2. The method of claim 1, wherein the variance is proportional to the uncertainty.

3. The method of claim 1, wherein said converting the high-dimensional random variable input sample matrix to a low-dimensional random variable sample matrix by a high-dimensional clipping method combined with eigenvector estimation by a non-negative matrix factorization dimensionality reduction algorithm, comprises:

the eigenvalue of the high-dimensional random variable input sample matrix is obtained by adopting a mode of combining singular value decomposition, a principal component analysis method and an enumeration method;

and obtaining the low-dimensional random variable sample matrix with preset number corresponding to the intrinsic dimension by utilizing a non-negative matrix decomposition method according to the intrinsic dimension.

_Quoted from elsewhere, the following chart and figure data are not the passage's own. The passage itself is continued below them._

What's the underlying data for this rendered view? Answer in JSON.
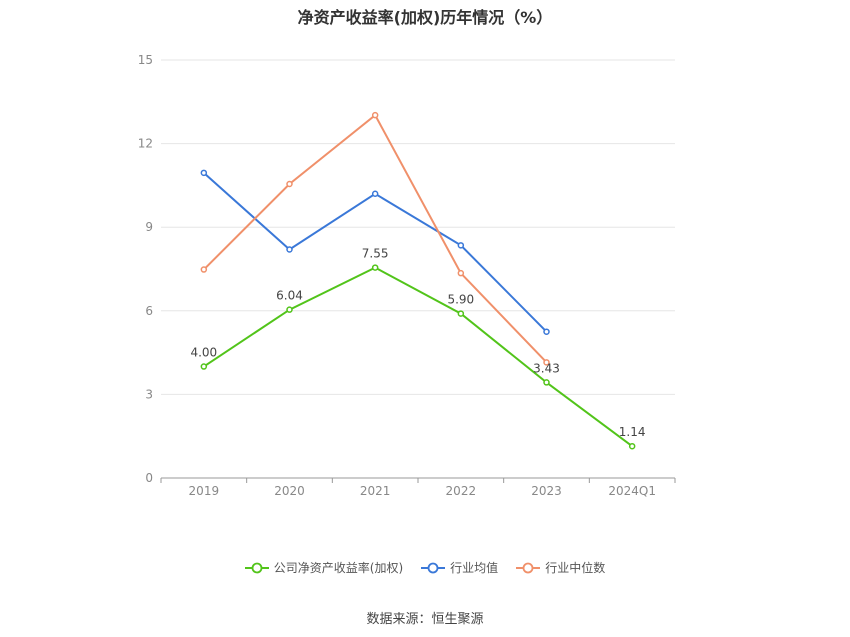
{
  "chart_data": {
    "type": "line",
    "title": "净资产收益率(加权)历年情况（%）",
    "categories": [
      "2019",
      "2020",
      "2021",
      "2022",
      "2023",
      "2024Q1"
    ],
    "ylim": [
      0,
      15
    ],
    "yticks": [
      0,
      3,
      6,
      9,
      12,
      15
    ],
    "grid": true,
    "legend_position": "bottom",
    "series": [
      {
        "name": "公司净资产收益率(加权)",
        "color": "#52c41a",
        "values": [
          4.0,
          6.04,
          7.55,
          5.9,
          3.43,
          1.14
        ],
        "labels": [
          "4.00",
          "6.04",
          "7.55",
          "5.90",
          "3.43",
          "1.14"
        ]
      },
      {
        "name": "行业均值",
        "color": "#3a78d8",
        "values": [
          10.95,
          8.2,
          10.2,
          8.35,
          5.25,
          null
        ]
      },
      {
        "name": "行业中位数",
        "color": "#f0906a",
        "values": [
          7.48,
          10.55,
          13.02,
          7.35,
          4.15,
          null
        ]
      }
    ]
  },
  "source": "数据来源：恒生聚源"
}
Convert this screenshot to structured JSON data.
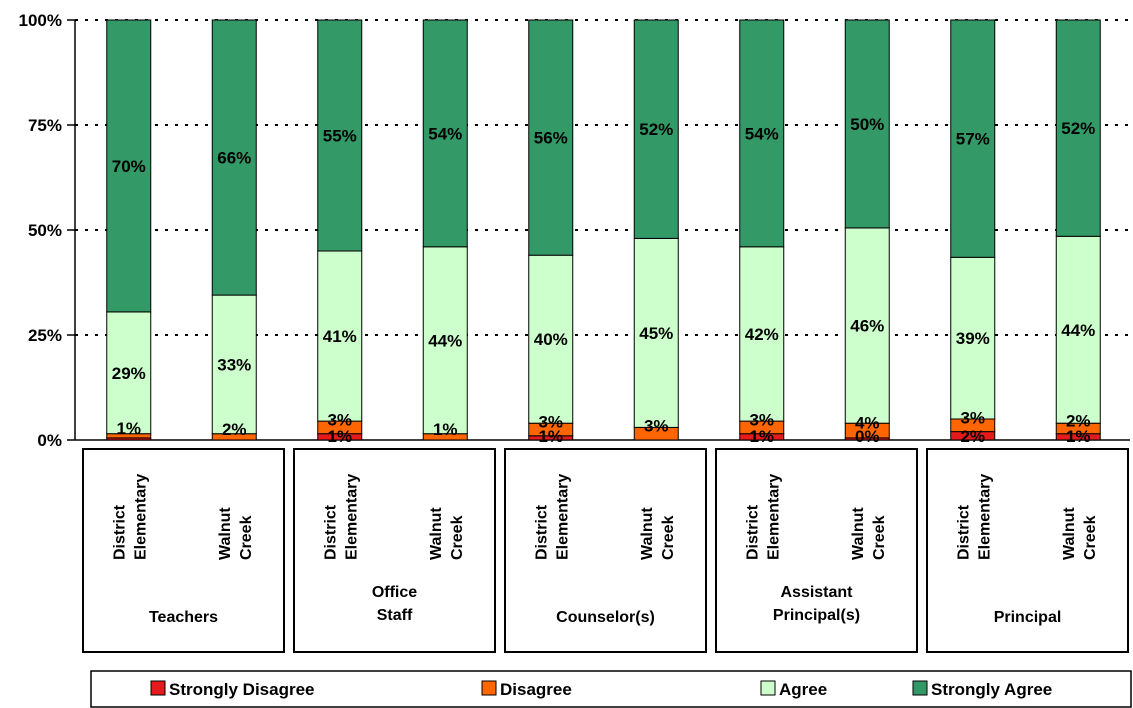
{
  "chart_data": {
    "type": "bar",
    "stacked": true,
    "percent": true,
    "ylim": [
      0,
      100
    ],
    "yticks": [
      "0%",
      "25%",
      "50%",
      "75%",
      "100%"
    ],
    "grid": "horizontal-dotted",
    "legend_position": "bottom",
    "categories": [
      {
        "group": "Teachers",
        "label": [
          "District",
          "Elementary"
        ]
      },
      {
        "group": "Teachers",
        "label": [
          "Walnut",
          "Creek"
        ]
      },
      {
        "group": "Office Staff",
        "label": [
          "District",
          "Elementary"
        ]
      },
      {
        "group": "Office Staff",
        "label": [
          "Walnut",
          "Creek"
        ]
      },
      {
        "group": "Counselor(s)",
        "label": [
          "District",
          "Elementary"
        ]
      },
      {
        "group": "Counselor(s)",
        "label": [
          "Walnut",
          "Creek"
        ]
      },
      {
        "group": "Assistant Principal(s)",
        "label": [
          "District",
          "Elementary"
        ]
      },
      {
        "group": "Assistant Principal(s)",
        "label": [
          "Walnut",
          "Creek"
        ]
      },
      {
        "group": "Principal",
        "label": [
          "District",
          "Elementary"
        ]
      },
      {
        "group": "Principal",
        "label": [
          "Walnut",
          "Creek"
        ]
      }
    ],
    "groups": [
      {
        "label": [
          "Teachers"
        ],
        "span": [
          0,
          1
        ]
      },
      {
        "label": [
          "Office",
          "Staff"
        ],
        "span": [
          2,
          3
        ]
      },
      {
        "label": [
          "Counselor(s)"
        ],
        "span": [
          4,
          5
        ]
      },
      {
        "label": [
          "Assistant",
          "Principal(s)"
        ],
        "span": [
          6,
          7
        ]
      },
      {
        "label": [
          "Principal"
        ],
        "span": [
          8,
          9
        ]
      }
    ],
    "series": [
      {
        "name": "Strongly Disagree",
        "color": "#e41a1c",
        "values": [
          0.5,
          0,
          1.5,
          0,
          1,
          0,
          1.5,
          0.5,
          2,
          1.5
        ],
        "labels": [
          "",
          "",
          "1%",
          "",
          "1%",
          "",
          "1%",
          "0%",
          "2%",
          "1%"
        ]
      },
      {
        "name": "Disagree",
        "color": "#ff6600",
        "values": [
          1,
          1.5,
          3,
          1.5,
          3,
          3,
          3,
          3.5,
          3,
          2.5
        ],
        "labels": [
          "1%",
          "2%",
          "3%",
          "1%",
          "3%",
          "3%",
          "3%",
          "4%",
          "3%",
          "2%"
        ]
      },
      {
        "name": "Agree",
        "color": "#ccffcc",
        "values": [
          29,
          33,
          40.5,
          44.5,
          40,
          45,
          41.5,
          46.5,
          38.5,
          44.5
        ],
        "labels": [
          "29%",
          "33%",
          "41%",
          "44%",
          "40%",
          "45%",
          "42%",
          "46%",
          "39%",
          "44%"
        ]
      },
      {
        "name": "Strongly Agree",
        "color": "#339966",
        "values": [
          69.5,
          65.5,
          55,
          54,
          56,
          52,
          54,
          49.5,
          56.5,
          51.5
        ],
        "labels": [
          "70%",
          "66%",
          "55%",
          "54%",
          "56%",
          "52%",
          "54%",
          "50%",
          "57%",
          "52%"
        ]
      }
    ]
  }
}
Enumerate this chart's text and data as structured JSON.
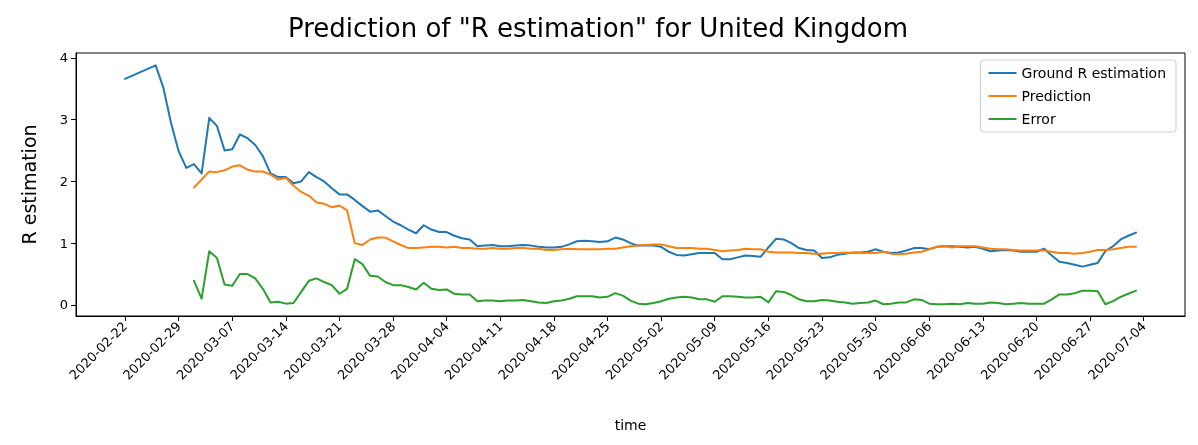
{
  "chart_data": {
    "type": "line",
    "title": "Prediction of \"R estimation\" for United Kingdom",
    "xlabel": "time",
    "ylabel": "R estimation",
    "x": [
      "2020-02-22",
      "2020-02-26",
      "2020-02-27",
      "2020-02-28",
      "2020-02-29",
      "2020-03-01",
      "2020-03-02",
      "2020-03-03",
      "2020-03-04",
      "2020-03-05",
      "2020-03-06",
      "2020-03-07",
      "2020-03-08",
      "2020-03-09",
      "2020-03-10",
      "2020-03-11",
      "2020-03-12",
      "2020-03-13",
      "2020-03-14",
      "2020-03-15",
      "2020-03-16",
      "2020-03-17",
      "2020-03-18",
      "2020-03-19",
      "2020-03-20",
      "2020-03-21",
      "2020-03-22",
      "2020-03-23",
      "2020-03-24",
      "2020-03-25",
      "2020-03-26",
      "2020-03-27",
      "2020-03-28",
      "2020-03-29",
      "2020-03-30",
      "2020-03-31",
      "2020-04-01",
      "2020-04-02",
      "2020-04-03",
      "2020-04-04",
      "2020-04-05",
      "2020-04-06",
      "2020-04-07",
      "2020-04-08",
      "2020-04-09",
      "2020-04-10",
      "2020-04-11",
      "2020-04-12",
      "2020-04-13",
      "2020-04-14",
      "2020-04-15",
      "2020-04-16",
      "2020-04-17",
      "2020-04-18",
      "2020-04-19",
      "2020-04-20",
      "2020-04-21",
      "2020-04-22",
      "2020-04-23",
      "2020-04-24",
      "2020-04-25",
      "2020-04-26",
      "2020-04-27",
      "2020-04-28",
      "2020-04-29",
      "2020-04-30",
      "2020-05-01",
      "2020-05-02",
      "2020-05-03",
      "2020-05-04",
      "2020-05-05",
      "2020-05-06",
      "2020-05-07",
      "2020-05-08",
      "2020-05-09",
      "2020-05-10",
      "2020-05-11",
      "2020-05-12",
      "2020-05-13",
      "2020-05-14",
      "2020-05-15",
      "2020-05-16",
      "2020-05-17",
      "2020-05-18",
      "2020-05-19",
      "2020-05-20",
      "2020-05-21",
      "2020-05-22",
      "2020-05-23",
      "2020-05-24",
      "2020-05-25",
      "2020-05-26",
      "2020-05-27",
      "2020-05-28",
      "2020-05-29",
      "2020-05-30",
      "2020-05-31",
      "2020-06-01",
      "2020-06-02",
      "2020-06-03",
      "2020-06-04",
      "2020-06-05",
      "2020-06-06",
      "2020-06-07",
      "2020-06-08",
      "2020-06-09",
      "2020-06-10",
      "2020-06-11",
      "2020-06-12",
      "2020-06-13",
      "2020-06-14",
      "2020-06-15",
      "2020-06-16",
      "2020-06-17",
      "2020-06-18",
      "2020-06-19",
      "2020-06-20",
      "2020-06-21",
      "2020-06-22",
      "2020-06-23",
      "2020-06-24",
      "2020-06-25",
      "2020-06-26",
      "2020-06-27",
      "2020-06-28",
      "2020-06-29",
      "2020-06-30",
      "2020-07-01",
      "2020-07-02",
      "2020-07-03"
    ],
    "series": [
      {
        "name": "Ground R estimation",
        "color": "#1f77b4",
        "values": [
          3.66,
          3.88,
          3.52,
          2.95,
          2.49,
          2.22,
          2.28,
          2.13,
          3.03,
          2.9,
          2.5,
          2.52,
          2.76,
          2.7,
          2.59,
          2.41,
          2.13,
          2.07,
          2.07,
          1.97,
          2.0,
          2.15,
          2.07,
          2.0,
          1.89,
          1.79,
          1.79,
          1.7,
          1.6,
          1.51,
          1.53,
          1.44,
          1.35,
          1.29,
          1.22,
          1.16,
          1.29,
          1.22,
          1.18,
          1.18,
          1.12,
          1.08,
          1.06,
          0.95,
          0.96,
          0.97,
          0.95,
          0.95,
          0.96,
          0.97,
          0.96,
          0.94,
          0.93,
          0.93,
          0.94,
          0.98,
          1.03,
          1.04,
          1.03,
          1.02,
          1.03,
          1.09,
          1.06,
          1.0,
          0.96,
          0.96,
          0.96,
          0.94,
          0.86,
          0.81,
          0.8,
          0.82,
          0.84,
          0.84,
          0.84,
          0.74,
          0.74,
          0.77,
          0.8,
          0.79,
          0.78,
          0.93,
          1.07,
          1.06,
          1.0,
          0.92,
          0.89,
          0.88,
          0.76,
          0.77,
          0.81,
          0.83,
          0.85,
          0.85,
          0.86,
          0.9,
          0.86,
          0.84,
          0.85,
          0.88,
          0.92,
          0.92,
          0.9,
          0.94,
          0.95,
          0.95,
          0.94,
          0.93,
          0.94,
          0.91,
          0.87,
          0.88,
          0.89,
          0.88,
          0.86,
          0.86,
          0.86,
          0.91,
          0.8,
          0.7,
          0.68,
          0.65,
          0.62,
          0.65,
          0.68,
          0.87,
          0.95,
          1.06,
          1.12,
          1.17
        ]
      },
      {
        "name": "Prediction",
        "color": "#ff7f0e",
        "values": [
          null,
          null,
          null,
          null,
          null,
          null,
          1.9,
          2.03,
          2.16,
          2.15,
          2.18,
          2.24,
          2.26,
          2.19,
          2.16,
          2.16,
          2.11,
          2.03,
          2.06,
          1.93,
          1.83,
          1.77,
          1.66,
          1.64,
          1.58,
          1.61,
          1.53,
          1.0,
          0.97,
          1.06,
          1.09,
          1.09,
          1.03,
          0.97,
          0.92,
          0.92,
          0.93,
          0.94,
          0.94,
          0.93,
          0.94,
          0.92,
          0.92,
          0.91,
          0.91,
          0.92,
          0.91,
          0.91,
          0.92,
          0.92,
          0.91,
          0.91,
          0.89,
          0.89,
          0.9,
          0.91,
          0.9,
          0.9,
          0.9,
          0.9,
          0.91,
          0.91,
          0.93,
          0.95,
          0.96,
          0.97,
          0.98,
          0.98,
          0.95,
          0.92,
          0.92,
          0.92,
          0.91,
          0.91,
          0.89,
          0.87,
          0.88,
          0.89,
          0.91,
          0.9,
          0.9,
          0.86,
          0.85,
          0.85,
          0.85,
          0.84,
          0.84,
          0.83,
          0.83,
          0.84,
          0.84,
          0.85,
          0.84,
          0.84,
          0.84,
          0.84,
          0.86,
          0.83,
          0.82,
          0.83,
          0.85,
          0.86,
          0.9,
          0.94,
          0.95,
          0.93,
          0.95,
          0.95,
          0.95,
          0.93,
          0.91,
          0.9,
          0.9,
          0.89,
          0.88,
          0.88,
          0.88,
          0.88,
          0.86,
          0.84,
          0.84,
          0.83,
          0.84,
          0.86,
          0.89,
          0.89,
          0.9,
          0.92,
          0.94,
          0.94
        ]
      },
      {
        "name": "Error",
        "color": "#2ca02c",
        "values": [
          null,
          null,
          null,
          null,
          null,
          null,
          0.39,
          0.1,
          0.87,
          0.76,
          0.33,
          0.31,
          0.5,
          0.5,
          0.43,
          0.26,
          0.04,
          0.05,
          0.02,
          0.03,
          0.21,
          0.39,
          0.43,
          0.37,
          0.32,
          0.18,
          0.26,
          0.74,
          0.66,
          0.47,
          0.46,
          0.37,
          0.32,
          0.32,
          0.29,
          0.25,
          0.36,
          0.26,
          0.24,
          0.25,
          0.18,
          0.17,
          0.17,
          0.06,
          0.07,
          0.07,
          0.06,
          0.07,
          0.07,
          0.08,
          0.06,
          0.04,
          0.03,
          0.06,
          0.07,
          0.1,
          0.14,
          0.14,
          0.14,
          0.12,
          0.13,
          0.19,
          0.15,
          0.07,
          0.02,
          0.01,
          0.03,
          0.06,
          0.1,
          0.12,
          0.13,
          0.12,
          0.09,
          0.09,
          0.05,
          0.14,
          0.14,
          0.13,
          0.12,
          0.12,
          0.13,
          0.04,
          0.22,
          0.21,
          0.16,
          0.09,
          0.06,
          0.06,
          0.08,
          0.07,
          0.05,
          0.04,
          0.02,
          0.03,
          0.04,
          0.07,
          0.01,
          0.02,
          0.04,
          0.04,
          0.09,
          0.08,
          0.02,
          0.01,
          0.01,
          0.02,
          0.01,
          0.03,
          0.02,
          0.02,
          0.04,
          0.03,
          0.01,
          0.02,
          0.03,
          0.02,
          0.02,
          0.02,
          0.09,
          0.17,
          0.17,
          0.19,
          0.23,
          0.23,
          0.22,
          0.01,
          0.06,
          0.13,
          0.18,
          0.23
        ]
      }
    ],
    "xlim": [
      "2020-02-15T14:24",
      "2020-07-09T09:36"
    ],
    "xticks": [
      "2020-02-22",
      "2020-02-29",
      "2020-03-07",
      "2020-03-14",
      "2020-03-21",
      "2020-03-28",
      "2020-04-04",
      "2020-04-11",
      "2020-04-18",
      "2020-04-25",
      "2020-05-02",
      "2020-05-09",
      "2020-05-16",
      "2020-05-23",
      "2020-05-30",
      "2020-06-06",
      "2020-06-13",
      "2020-06-20",
      "2020-06-27",
      "2020-07-04"
    ],
    "ylim": [
      -0.18,
      4.08
    ],
    "yticks": [
      0,
      1,
      2,
      3,
      4
    ],
    "grid": false,
    "legend": "top right",
    "marker": "none",
    "line_style": "solid"
  }
}
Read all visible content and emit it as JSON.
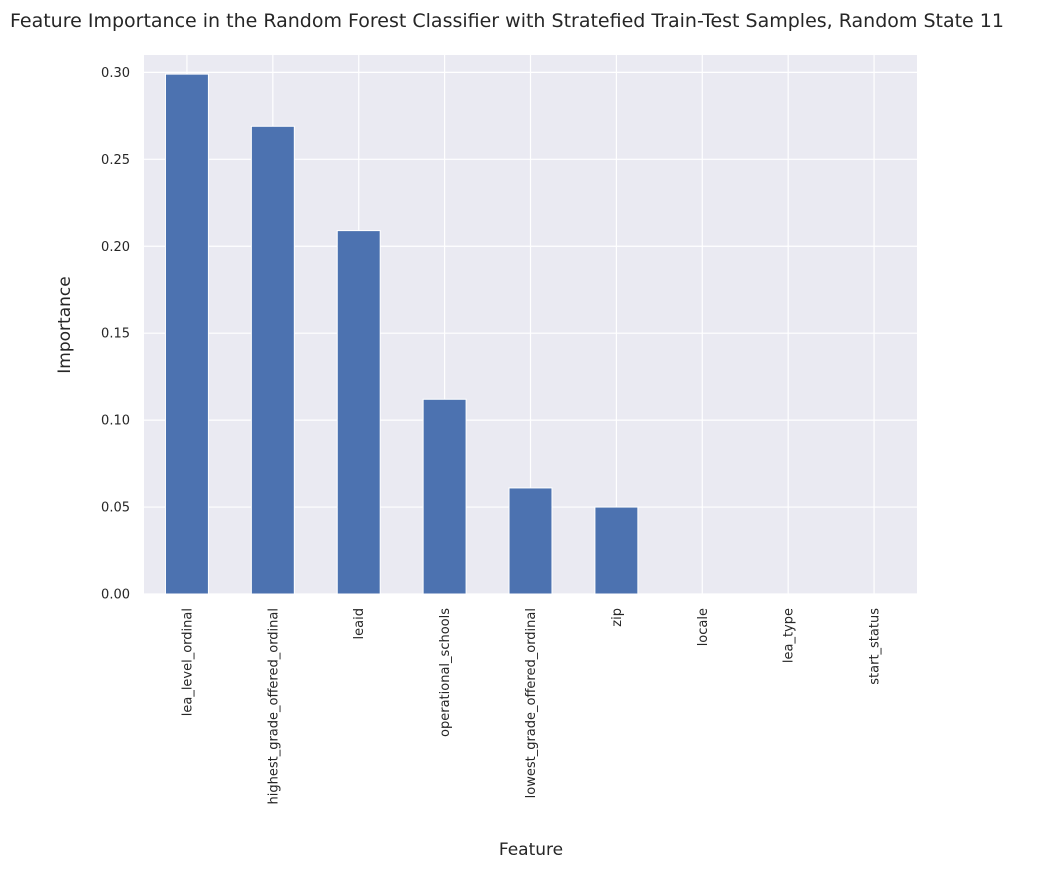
{
  "chart_data": {
    "type": "bar",
    "title": "Feature Importance in the Random Forest Classifier with Stratefied Train-Test Samples, Random State 11",
    "xlabel": "Feature",
    "ylabel": "Importance",
    "categories": [
      "lea_level_ordinal",
      "highest_grade_offered_ordinal",
      "leaid",
      "operational_schools",
      "lowest_grade_offered_ordinal",
      "zip",
      "locale",
      "lea_type",
      "start_status"
    ],
    "values": [
      0.299,
      0.269,
      0.209,
      0.112,
      0.061,
      0.05,
      0.0,
      0.0,
      0.0
    ],
    "ylim": [
      0,
      0.31
    ],
    "yticks": [
      "0.00",
      "0.05",
      "0.10",
      "0.15",
      "0.20",
      "0.25",
      "0.30"
    ],
    "grid": true,
    "legend": "none",
    "colors": {
      "bar": "#4c72b0",
      "plot_background": "#eaeaf2",
      "grid": "#ffffff"
    }
  }
}
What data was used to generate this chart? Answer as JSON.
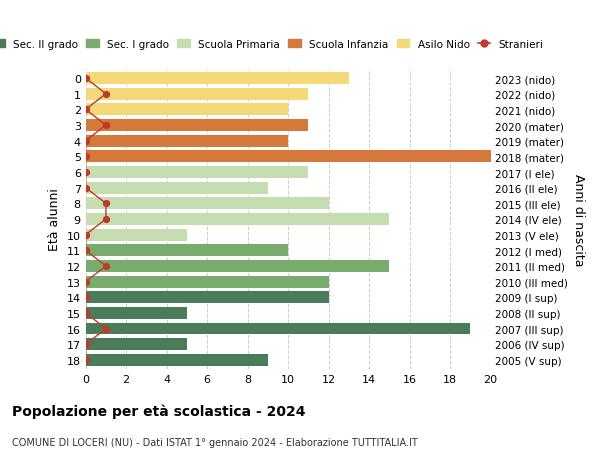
{
  "ages": [
    18,
    17,
    16,
    15,
    14,
    13,
    12,
    11,
    10,
    9,
    8,
    7,
    6,
    5,
    4,
    3,
    2,
    1,
    0
  ],
  "years_labels": [
    "2005 (V sup)",
    "2006 (IV sup)",
    "2007 (III sup)",
    "2008 (II sup)",
    "2009 (I sup)",
    "2010 (III med)",
    "2011 (II med)",
    "2012 (I med)",
    "2013 (V ele)",
    "2014 (IV ele)",
    "2015 (III ele)",
    "2016 (II ele)",
    "2017 (I ele)",
    "2018 (mater)",
    "2019 (mater)",
    "2020 (mater)",
    "2021 (nido)",
    "2022 (nido)",
    "2023 (nido)"
  ],
  "bar_values": [
    9,
    5,
    19,
    5,
    12,
    12,
    15,
    10,
    5,
    15,
    12,
    9,
    11,
    20,
    10,
    11,
    10,
    11,
    13
  ],
  "bar_colors": [
    "#4a7c59",
    "#4a7c59",
    "#4a7c59",
    "#4a7c59",
    "#4a7c59",
    "#7aab6e",
    "#7aab6e",
    "#7aab6e",
    "#c5ddb0",
    "#c5ddb0",
    "#c5ddb0",
    "#c5ddb0",
    "#c5ddb0",
    "#d4793a",
    "#d4793a",
    "#d4793a",
    "#f5d878",
    "#f5d878",
    "#f5d878"
  ],
  "stranieri_values": [
    0,
    0,
    1,
    0,
    0,
    0,
    1,
    0,
    0,
    1,
    1,
    0,
    0,
    0,
    0,
    1,
    0,
    1,
    0
  ],
  "title": "Popolazione per età scolastica - 2024",
  "subtitle": "COMUNE DI LOCERI (NU) - Dati ISTAT 1° gennaio 2024 - Elaborazione TUTTITALIA.IT",
  "ylabel": "Età alunni",
  "right_ylabel": "Anni di nascita",
  "xlim": [
    0,
    20
  ],
  "xticks": [
    0,
    2,
    4,
    6,
    8,
    10,
    12,
    14,
    16,
    18,
    20
  ],
  "legend_entries": [
    {
      "label": "Sec. II grado",
      "color": "#4a7c59"
    },
    {
      "label": "Sec. I grado",
      "color": "#7aab6e"
    },
    {
      "label": "Scuola Primaria",
      "color": "#c5ddb0"
    },
    {
      "label": "Scuola Infanzia",
      "color": "#d4793a"
    },
    {
      "label": "Asilo Nido",
      "color": "#f5d878"
    },
    {
      "label": "Stranieri",
      "color": "#c0392b"
    }
  ],
  "background_color": "#ffffff",
  "grid_color": "#cccccc",
  "bar_height": 0.75
}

4. A method according to claim 3, wherein said accurately modeling a random response surface proxy model from said low-dimensional random variable sample matrix and said output response volume matrix results in a random response surface model that is highly approximate with respect to the high-dimensional complex system under study, comprising:

taking the low-dimensional random variable sample matrixes with the preset number as input variables respectively, taking the deterministic output response quantity matrixes as output variables, taking samples with the corresponding preset percentages respectively as training sets, and taking the rest samples as test sets;

carrying out nonlinear regression on input and output samples of the training set in a second-order random response surface model and a third-order random response surface model respectively by utilizing a least square method to obtain a plurality of groups of undetermined parameters and training errors respectively, and selecting the undetermined parameters of the groups of undetermined parameters as corresponding parameters of the random response surface model by taking the training errors of the second-order model and the third-order model and the minimum intrinsic dimension as the intrinsic dimension of the high-dimensional random variable input sample matrix;

substituting two groups of test set input samples corresponding to the intrinsic dimensions of the high-dimensional random variable input sample matrix into the final two models respectively to obtain generalization errors of the two models respectively;

and selecting the model with small generalization error as a final proxy model.